Dalam sampel yang lebih representatif, hanya ditemukan hubungan tidak langsung antara kesulitan mengidentifikasi emosi dan peningkatan BMI. Tetapi di sini depresi dan urgensi negatif memainkan peran yang lebih kuat. Secara khusus, kesulitan mengidentifikasi emosi secara tidak langsung terkait dengan BMI melalui peningkatan kecenderungan untuk mengalami depresi saja. Sementara itu, kesulitan menggambarkan emosi melalui peningkatan kecenderungan untuk bertindak gegabah dalam menanggapi emosi negatif dikaitkan dengan BMI ketika kecemasan dimasukkan dalam model.

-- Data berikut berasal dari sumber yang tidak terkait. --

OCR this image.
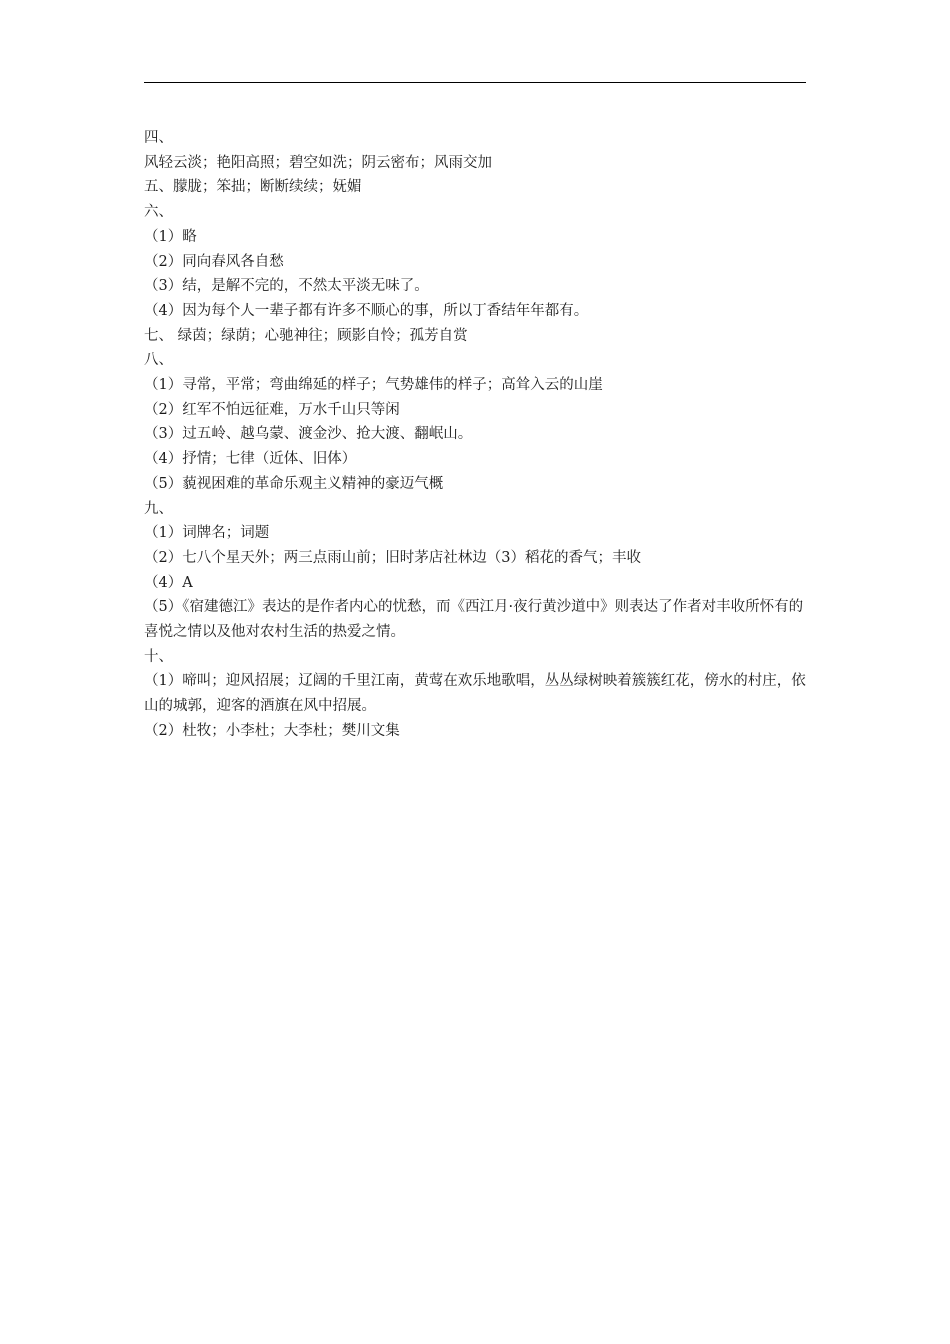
四、

风轻云淡；艳阳高照；碧空如洗；阴云密布；风雨交加

五、朦胧；笨拙；断断续续；妩媚

六、

（1）略

（2）同向春风各自愁

（3）结，是解不完的，不然太平淡无味了。

（4）因为每个人一辈子都有许多不顺心的事，所以丁香结年年都有。

七、 绿茵；绿荫；心驰神往；顾影自怜；孤芳自赏

八、

（1）寻常，平常；弯曲绵延的样子；气势雄伟的样子；高耸入云的山崖

（2）红军不怕远征难，万水千山只等闲

（3）过五岭、越乌蒙、渡金沙、抢大渡、翻岷山。

（4）抒情；七律（近体、旧体）

（5）藐视困难的革命乐观主义精神的豪迈气概

九、

（1）词牌名；词题

（2）七八个星天外；两三点雨山前；旧时茅店社林边（3）稻花的香气；丰收

（4）A

（5）《宿建德江》表达的是作者内心的忧愁，而《西江月·夜行黄沙道中》则表达了作者对丰收所怀有的喜悦之情以及他对农村生活的热爱之情。

十、

（1）啼叫；迎风招展；辽阔的千里江南，黄莺在欢乐地歌唱，丛丛绿树映着簇簇红花，傍水的村庄，依山的城郭，迎客的酒旗在风中招展。

（2）杜牧；小李杜；大李杜；樊川文集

Sementara mekanisme yang tepat di mana emosi mendorong makan emosional dan dampaknya pada BMI tetap tidak jelas, penelitian kami adalah langkah pertama dalam mengembangkan model BMI yang termasuk beberapa faktor. Karena makan emosional adalah strategi mengatasi emosi, penting untuk mempertimbangkan bagaimana regulasi emosional terkait dengan penurunan berat badan dan program manajemen. Misalnya, meningkatkan kemampuan untuk mengidentifikasi dan menggambarkan emosi dapat mengurangi kecenderungan seseorang untuk beralih ke makanan, yang dapat menyebabkan efek positif pada kesehatan mereka.Percakapan

Tentang Penulis

Aimee Pink, Petugas Riset, Universitas Swansea; Claire Williams, Dosen Senior Psikologi, Universitas Swansea; Menna Price, Dosen Psikologi, Universitas Swansea, dan Michelle Lee, Profesor Psikologi, Universitas Swansea

Artikel ini diterbitkan kembali dari Percakapan di bawah lisensi Creative Commons. Membaca Artikel asli.